18 octobre 2022

À Plein temps

Cours, Laure Calamy, cours !... C'est une référence à ce film allemand signé Tom Tykwer qui avait fait le buzz à l'époque, Cours, Lola, cours, où Franka Potente montait et descendait des escaliers à toute vitesse puis se tapait un marathon à travers Berlin parce que son scooter était en panne (je m'en souviens très mal). Je précise parce que c'est une référence assez pointue, un brin vieillotte, et je veux que le blog reste à la portée de tous, même des plus jeunes cinéphiles... Avant d'attaquer ainsi ma critique, j'ai tapé "Cours Laure Calamy cours" sur Google, avec les guillemets, car j'étais persuadé que quelqu'un l'aurait déjà faite, mais apparemment non. Bizarre, c'est pourtant tellement évident. Bon, peut-être parce que ce n'est pas si malin que ça ? Pas grave, j'ai l'air preum's donc je fonce ! Bref, dans À Plein temps, Laure Calamy court, et elle court beaucoup. Elle court pour rejoindre les deux bouts. Elle court pour arriver au boulot à temps, le palace où elle travaille en tant que première femme de chambre ne supportant pas les retards. Elle court après une situation plus tenable et doit pour cela être disponible sur ses horaires de travail pour des entretiens déterminants. Elle court parce qu'une grève des transports paralyse les allées et venues vers Paris. Elle court parce qu'elle est seule et s'occupe seule de ses deux enfants. Elle court, et nous courons avec elle. 


 
 
Avec une énergie et une force indéniables, Laure Calamy campe de nouveau une femme de tous les jours, de la vraie vie, de la plus dure réalité. Nous sommes suspendus à ses regards, à son inquiétude, attentifs à chacun de ses tics d'anxiété. On veut la voir se reposer, souffler, on apprécie ces si rares moments d'accalmie qui ne durent jamais. On maudirait presque le petit Nolan, son garçon de 5 ou 6 ans, turbulent à souhait, qui a le hurlement si facile et vient la déranger quand elle prend son bain et croit trouver enfin un peu de quiétude. Au passage, quelle chic idée d'avoir nommé ce sale gosse Nolan en marque d'irrévérence évidente à l'auteur d'Inception. Je valide totalement.
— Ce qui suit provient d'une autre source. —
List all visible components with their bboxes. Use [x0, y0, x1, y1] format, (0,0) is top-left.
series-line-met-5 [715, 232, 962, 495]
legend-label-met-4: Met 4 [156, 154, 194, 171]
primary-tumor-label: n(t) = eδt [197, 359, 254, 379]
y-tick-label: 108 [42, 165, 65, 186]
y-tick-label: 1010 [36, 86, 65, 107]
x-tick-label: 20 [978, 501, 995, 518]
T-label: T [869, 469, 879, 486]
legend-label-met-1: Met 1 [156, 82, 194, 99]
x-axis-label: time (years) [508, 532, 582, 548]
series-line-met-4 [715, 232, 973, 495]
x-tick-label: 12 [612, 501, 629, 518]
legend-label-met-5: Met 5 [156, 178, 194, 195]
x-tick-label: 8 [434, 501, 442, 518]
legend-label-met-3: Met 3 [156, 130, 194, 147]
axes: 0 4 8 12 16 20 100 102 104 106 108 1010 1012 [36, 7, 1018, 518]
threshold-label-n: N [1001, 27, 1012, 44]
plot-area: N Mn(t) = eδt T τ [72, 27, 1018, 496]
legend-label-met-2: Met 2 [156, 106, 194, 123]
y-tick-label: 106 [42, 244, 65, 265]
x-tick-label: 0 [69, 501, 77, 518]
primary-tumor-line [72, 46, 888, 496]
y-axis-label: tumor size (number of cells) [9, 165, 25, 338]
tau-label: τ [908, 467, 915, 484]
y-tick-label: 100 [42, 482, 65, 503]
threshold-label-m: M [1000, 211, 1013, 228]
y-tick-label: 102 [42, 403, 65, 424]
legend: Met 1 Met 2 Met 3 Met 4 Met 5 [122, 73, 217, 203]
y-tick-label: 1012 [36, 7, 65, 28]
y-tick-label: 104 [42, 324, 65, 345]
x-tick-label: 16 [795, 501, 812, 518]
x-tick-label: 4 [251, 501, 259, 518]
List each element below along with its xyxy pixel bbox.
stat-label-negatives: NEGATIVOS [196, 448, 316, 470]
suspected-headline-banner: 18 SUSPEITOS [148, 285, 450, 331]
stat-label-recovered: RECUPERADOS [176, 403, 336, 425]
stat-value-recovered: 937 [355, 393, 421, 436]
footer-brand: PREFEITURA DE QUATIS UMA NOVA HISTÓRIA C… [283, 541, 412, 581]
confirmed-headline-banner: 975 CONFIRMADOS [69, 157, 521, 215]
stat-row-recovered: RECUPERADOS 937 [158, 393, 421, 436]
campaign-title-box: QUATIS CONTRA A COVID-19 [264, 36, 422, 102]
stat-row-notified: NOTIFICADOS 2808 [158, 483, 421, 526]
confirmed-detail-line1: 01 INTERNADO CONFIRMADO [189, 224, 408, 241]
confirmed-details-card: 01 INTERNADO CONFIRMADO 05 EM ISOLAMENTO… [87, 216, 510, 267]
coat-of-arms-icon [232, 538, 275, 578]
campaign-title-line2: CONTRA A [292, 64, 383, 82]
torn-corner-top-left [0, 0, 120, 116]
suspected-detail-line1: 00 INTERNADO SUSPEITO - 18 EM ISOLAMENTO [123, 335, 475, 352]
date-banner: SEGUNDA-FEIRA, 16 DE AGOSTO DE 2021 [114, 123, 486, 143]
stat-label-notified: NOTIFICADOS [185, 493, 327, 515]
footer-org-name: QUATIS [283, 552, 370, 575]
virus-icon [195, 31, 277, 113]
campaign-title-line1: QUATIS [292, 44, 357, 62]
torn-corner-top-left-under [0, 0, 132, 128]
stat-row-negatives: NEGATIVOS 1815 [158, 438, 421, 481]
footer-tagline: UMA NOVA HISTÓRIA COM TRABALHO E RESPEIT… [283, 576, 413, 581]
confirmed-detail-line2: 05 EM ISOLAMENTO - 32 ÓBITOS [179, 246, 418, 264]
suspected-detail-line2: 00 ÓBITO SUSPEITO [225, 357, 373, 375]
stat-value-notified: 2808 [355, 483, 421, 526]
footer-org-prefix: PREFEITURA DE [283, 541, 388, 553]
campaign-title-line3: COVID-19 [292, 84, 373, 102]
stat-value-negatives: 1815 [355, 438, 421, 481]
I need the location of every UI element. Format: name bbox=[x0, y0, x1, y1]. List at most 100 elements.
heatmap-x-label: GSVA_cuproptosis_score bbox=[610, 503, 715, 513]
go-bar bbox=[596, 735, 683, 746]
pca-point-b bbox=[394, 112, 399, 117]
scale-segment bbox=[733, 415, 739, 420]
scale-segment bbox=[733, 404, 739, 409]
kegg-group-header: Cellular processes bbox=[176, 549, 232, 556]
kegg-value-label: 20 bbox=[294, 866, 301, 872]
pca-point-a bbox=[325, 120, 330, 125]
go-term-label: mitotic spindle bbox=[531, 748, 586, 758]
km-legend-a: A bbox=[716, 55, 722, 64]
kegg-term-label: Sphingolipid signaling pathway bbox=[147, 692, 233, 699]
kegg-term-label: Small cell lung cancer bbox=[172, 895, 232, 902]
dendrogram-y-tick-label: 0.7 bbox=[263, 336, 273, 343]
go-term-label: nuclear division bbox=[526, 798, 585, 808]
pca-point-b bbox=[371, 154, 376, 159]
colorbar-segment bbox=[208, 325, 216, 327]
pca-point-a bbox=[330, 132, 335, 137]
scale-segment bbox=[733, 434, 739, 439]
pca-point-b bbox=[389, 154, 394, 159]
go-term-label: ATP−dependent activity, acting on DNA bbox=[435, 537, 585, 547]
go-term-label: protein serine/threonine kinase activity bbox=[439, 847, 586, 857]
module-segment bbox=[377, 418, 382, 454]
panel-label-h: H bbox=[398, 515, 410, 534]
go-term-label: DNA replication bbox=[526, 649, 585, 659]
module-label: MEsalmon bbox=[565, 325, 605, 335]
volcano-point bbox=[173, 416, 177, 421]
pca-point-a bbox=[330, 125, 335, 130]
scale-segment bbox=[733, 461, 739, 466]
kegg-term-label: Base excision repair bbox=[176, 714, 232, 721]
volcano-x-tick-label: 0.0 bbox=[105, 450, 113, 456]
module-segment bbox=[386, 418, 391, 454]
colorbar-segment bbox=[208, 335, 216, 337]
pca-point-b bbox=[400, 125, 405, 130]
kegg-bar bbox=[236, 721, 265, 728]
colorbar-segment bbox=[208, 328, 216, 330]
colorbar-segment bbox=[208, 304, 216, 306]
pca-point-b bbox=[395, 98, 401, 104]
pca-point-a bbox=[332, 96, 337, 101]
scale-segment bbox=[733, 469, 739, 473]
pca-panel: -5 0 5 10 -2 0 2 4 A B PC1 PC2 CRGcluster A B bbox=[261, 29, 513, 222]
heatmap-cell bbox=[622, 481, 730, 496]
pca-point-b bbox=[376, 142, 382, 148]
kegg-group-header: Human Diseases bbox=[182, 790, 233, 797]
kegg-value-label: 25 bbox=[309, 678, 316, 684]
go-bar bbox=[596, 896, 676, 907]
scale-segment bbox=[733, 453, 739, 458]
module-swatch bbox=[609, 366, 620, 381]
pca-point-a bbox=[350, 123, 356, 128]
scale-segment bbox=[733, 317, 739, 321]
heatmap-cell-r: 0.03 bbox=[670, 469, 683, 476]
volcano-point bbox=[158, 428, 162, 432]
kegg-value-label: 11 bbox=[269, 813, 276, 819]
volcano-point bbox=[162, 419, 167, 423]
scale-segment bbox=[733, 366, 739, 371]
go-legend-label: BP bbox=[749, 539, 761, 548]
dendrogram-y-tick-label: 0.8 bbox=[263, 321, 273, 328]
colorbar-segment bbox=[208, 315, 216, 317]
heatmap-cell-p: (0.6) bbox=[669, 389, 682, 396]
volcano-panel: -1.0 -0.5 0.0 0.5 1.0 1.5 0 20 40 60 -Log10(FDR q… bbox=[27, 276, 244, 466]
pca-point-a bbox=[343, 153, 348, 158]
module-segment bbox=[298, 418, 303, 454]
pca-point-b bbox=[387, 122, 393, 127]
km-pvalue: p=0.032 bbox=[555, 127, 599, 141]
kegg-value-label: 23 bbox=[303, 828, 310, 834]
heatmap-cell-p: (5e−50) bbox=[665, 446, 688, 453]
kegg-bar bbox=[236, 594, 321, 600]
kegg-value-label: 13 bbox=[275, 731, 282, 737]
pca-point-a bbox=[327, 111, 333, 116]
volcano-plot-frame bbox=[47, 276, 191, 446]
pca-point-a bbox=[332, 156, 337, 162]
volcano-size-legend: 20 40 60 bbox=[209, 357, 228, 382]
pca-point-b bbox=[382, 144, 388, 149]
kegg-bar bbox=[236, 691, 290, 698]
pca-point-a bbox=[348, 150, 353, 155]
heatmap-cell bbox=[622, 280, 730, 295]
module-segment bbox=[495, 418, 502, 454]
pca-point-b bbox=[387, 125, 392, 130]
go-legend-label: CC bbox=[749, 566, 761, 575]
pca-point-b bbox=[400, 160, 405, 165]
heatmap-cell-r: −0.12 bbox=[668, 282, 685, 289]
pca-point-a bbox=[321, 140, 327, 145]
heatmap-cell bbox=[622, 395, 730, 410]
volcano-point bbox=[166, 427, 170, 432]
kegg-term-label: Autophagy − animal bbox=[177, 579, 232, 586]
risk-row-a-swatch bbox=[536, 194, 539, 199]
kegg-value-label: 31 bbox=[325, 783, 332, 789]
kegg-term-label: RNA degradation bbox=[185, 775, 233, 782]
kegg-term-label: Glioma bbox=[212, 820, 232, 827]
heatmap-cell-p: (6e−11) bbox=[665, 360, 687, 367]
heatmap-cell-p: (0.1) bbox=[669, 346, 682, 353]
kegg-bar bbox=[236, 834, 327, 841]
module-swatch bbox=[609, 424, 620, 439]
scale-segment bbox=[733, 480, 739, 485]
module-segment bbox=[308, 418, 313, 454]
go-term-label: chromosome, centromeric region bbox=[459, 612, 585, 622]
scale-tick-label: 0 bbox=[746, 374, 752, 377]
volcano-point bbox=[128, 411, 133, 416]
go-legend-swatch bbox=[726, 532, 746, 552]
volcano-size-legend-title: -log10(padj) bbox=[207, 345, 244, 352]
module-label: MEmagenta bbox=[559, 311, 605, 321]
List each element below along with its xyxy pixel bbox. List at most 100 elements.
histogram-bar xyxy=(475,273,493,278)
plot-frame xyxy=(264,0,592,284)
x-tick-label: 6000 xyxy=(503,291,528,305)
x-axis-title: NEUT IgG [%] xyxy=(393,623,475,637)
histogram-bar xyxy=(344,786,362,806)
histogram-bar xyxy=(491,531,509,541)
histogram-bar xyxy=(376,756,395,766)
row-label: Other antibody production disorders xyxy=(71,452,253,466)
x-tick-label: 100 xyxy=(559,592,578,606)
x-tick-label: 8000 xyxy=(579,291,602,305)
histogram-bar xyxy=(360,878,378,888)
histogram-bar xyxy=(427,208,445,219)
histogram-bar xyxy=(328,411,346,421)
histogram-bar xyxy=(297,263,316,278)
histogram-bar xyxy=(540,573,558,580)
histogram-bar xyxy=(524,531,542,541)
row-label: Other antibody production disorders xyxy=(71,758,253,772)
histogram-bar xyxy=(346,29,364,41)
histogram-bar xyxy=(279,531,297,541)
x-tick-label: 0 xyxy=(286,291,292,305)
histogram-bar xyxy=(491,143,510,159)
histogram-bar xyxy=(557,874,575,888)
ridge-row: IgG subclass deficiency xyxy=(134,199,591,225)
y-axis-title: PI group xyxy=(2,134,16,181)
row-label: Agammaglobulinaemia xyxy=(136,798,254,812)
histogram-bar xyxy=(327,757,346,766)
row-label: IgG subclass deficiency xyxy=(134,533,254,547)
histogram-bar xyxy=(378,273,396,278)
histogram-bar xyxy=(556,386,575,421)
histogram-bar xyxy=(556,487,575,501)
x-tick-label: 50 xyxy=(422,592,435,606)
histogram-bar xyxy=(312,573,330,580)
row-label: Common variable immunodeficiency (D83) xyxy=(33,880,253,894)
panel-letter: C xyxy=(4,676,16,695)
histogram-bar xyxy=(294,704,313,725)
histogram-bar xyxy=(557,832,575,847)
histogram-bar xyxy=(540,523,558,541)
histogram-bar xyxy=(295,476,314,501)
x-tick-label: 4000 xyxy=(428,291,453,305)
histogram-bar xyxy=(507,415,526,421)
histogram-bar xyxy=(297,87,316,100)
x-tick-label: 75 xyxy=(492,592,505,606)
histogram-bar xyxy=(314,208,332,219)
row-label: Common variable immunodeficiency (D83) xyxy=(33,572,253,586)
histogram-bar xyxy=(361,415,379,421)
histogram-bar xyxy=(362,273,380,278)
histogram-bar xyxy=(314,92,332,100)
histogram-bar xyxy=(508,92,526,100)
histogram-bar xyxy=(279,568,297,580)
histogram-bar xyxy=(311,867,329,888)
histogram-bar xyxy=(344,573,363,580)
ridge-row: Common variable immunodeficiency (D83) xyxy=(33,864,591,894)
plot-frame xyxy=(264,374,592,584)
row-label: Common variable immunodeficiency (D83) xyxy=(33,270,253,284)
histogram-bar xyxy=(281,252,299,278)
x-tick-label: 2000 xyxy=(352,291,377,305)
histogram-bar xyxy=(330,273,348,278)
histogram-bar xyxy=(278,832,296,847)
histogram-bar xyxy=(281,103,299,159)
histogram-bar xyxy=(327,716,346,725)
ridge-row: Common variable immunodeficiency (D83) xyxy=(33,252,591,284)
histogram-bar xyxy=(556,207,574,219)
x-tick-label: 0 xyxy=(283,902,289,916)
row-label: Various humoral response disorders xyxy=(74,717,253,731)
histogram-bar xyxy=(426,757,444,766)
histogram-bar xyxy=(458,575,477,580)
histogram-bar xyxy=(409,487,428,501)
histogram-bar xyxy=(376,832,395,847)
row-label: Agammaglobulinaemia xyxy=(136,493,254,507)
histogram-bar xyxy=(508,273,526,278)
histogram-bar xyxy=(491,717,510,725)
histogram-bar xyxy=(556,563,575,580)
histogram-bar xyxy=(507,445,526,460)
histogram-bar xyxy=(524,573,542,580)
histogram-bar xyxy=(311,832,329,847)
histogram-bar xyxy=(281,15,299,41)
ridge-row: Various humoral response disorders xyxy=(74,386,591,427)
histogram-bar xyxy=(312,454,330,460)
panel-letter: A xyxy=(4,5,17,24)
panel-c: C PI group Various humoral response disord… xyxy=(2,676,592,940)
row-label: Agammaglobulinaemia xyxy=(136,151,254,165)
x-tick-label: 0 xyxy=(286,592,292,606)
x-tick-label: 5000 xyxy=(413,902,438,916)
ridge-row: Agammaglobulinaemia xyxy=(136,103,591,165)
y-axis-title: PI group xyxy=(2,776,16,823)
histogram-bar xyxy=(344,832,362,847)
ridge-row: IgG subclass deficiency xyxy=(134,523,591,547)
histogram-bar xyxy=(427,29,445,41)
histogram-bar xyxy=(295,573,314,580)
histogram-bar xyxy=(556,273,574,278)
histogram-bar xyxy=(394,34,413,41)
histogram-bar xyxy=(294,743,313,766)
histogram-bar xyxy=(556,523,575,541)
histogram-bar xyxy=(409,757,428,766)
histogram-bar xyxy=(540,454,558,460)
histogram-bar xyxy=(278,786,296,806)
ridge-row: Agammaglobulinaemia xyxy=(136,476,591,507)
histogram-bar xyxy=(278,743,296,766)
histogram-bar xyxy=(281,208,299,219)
Un Nolan de plus que l'on aimerait voir disparaître de nos écrans ! 


 
 
Le cinéaste Eric Gravel colle donc au plus près de son actrice et se focalise à 100% sur ce personnage, courageux et plein d'abnégation, quitte à laisser le reste dans un flou que l'on n'a guère tant besoin que ça de voir plus clair (les lieux sont ainsi réduits à la stricte périphérie de Calamy). Il s'appuie, de manière peut-être un peu facile et trop systématique, sur une musique électronique répétitive et étouffante, qui nous prend régulièrement en étau, appuie encore davantage cette pression pénible que subit à plein tube cette mère de famille isolée, à la vie impossible et sans temps mort. Par des petits détails bien sentis, on a l'impression de partager au plus près le quotidien de cette femme, sans qu'il soit nécessaire de s'appesantir ; nous traversons avec elle cette terrible semaine dont l'ambiance lourde est insidieusement retranscrite par un environnement sonore travaillé avec un soin maniaque – je pense notamment à ces brefs extraits de flashs infos qui passent à la radio, amplement suffisants pour cerner le bouillonnement social du pays. 


 
 
Quand l'horizon s'assombrit et semble définitivement bouché, cela devient si difficile et délétère que l'on en vient à craindre, pour cette maman auquel l'espoir d'une issue s'effiloche, un dénouement à la Umberto D., mais sans le petit chien... Imaginez donc. Il faut dire que Laure Calamy voit aussi passer les trains, quand elle ne doit pas se glisser à l'intérieur des rames à toute allure... Dans toutes ces situations, l'actrice est terriblement convaincante, qu'il lui faille défendre ce job qu'elle n'aime pas mais lui permet de se maintenir à flot ou passer des entretiens d'embauche tendus, elle est même étonnamment touchante lors de ce moment de relâchement, où elle se laisse aller à une tendresse spontanée pour son voisin aidant. Un deuxième César, pour ce rôle-ci ou pour Une Femme du monde, n'aurait guère été volé. 


 
 
Ce film-là n'est donc pas de tout repos, c'est un véritable thriller social, dont on accepte quasiment toujours le suspense épuisant, quand bien même ses ressorts soient, sur la toute fin, un brin prévisibles et un peu trop grossièrement amenés. Son rythme, tendu comme c'est pas permis, nous prend au piège, son montage adroit est fait de petites ellipses intelligentes, le réalisateur ne cherche pas à nous fournir une impression de temps réel lors des passages les plus intenses, il vise un effet plus continu, avec quelques pics de stress, et parvient plutôt bien à donner à son film un effet global. Cramponné, on attend qu'une seule chose, que le visage de Laure Calamy s'illumine enfin, se décrispe, se relâche et s'éclaire, enfin, d'un sourire, apaisé, délivré. Il faudra attendre jusqu'au bout.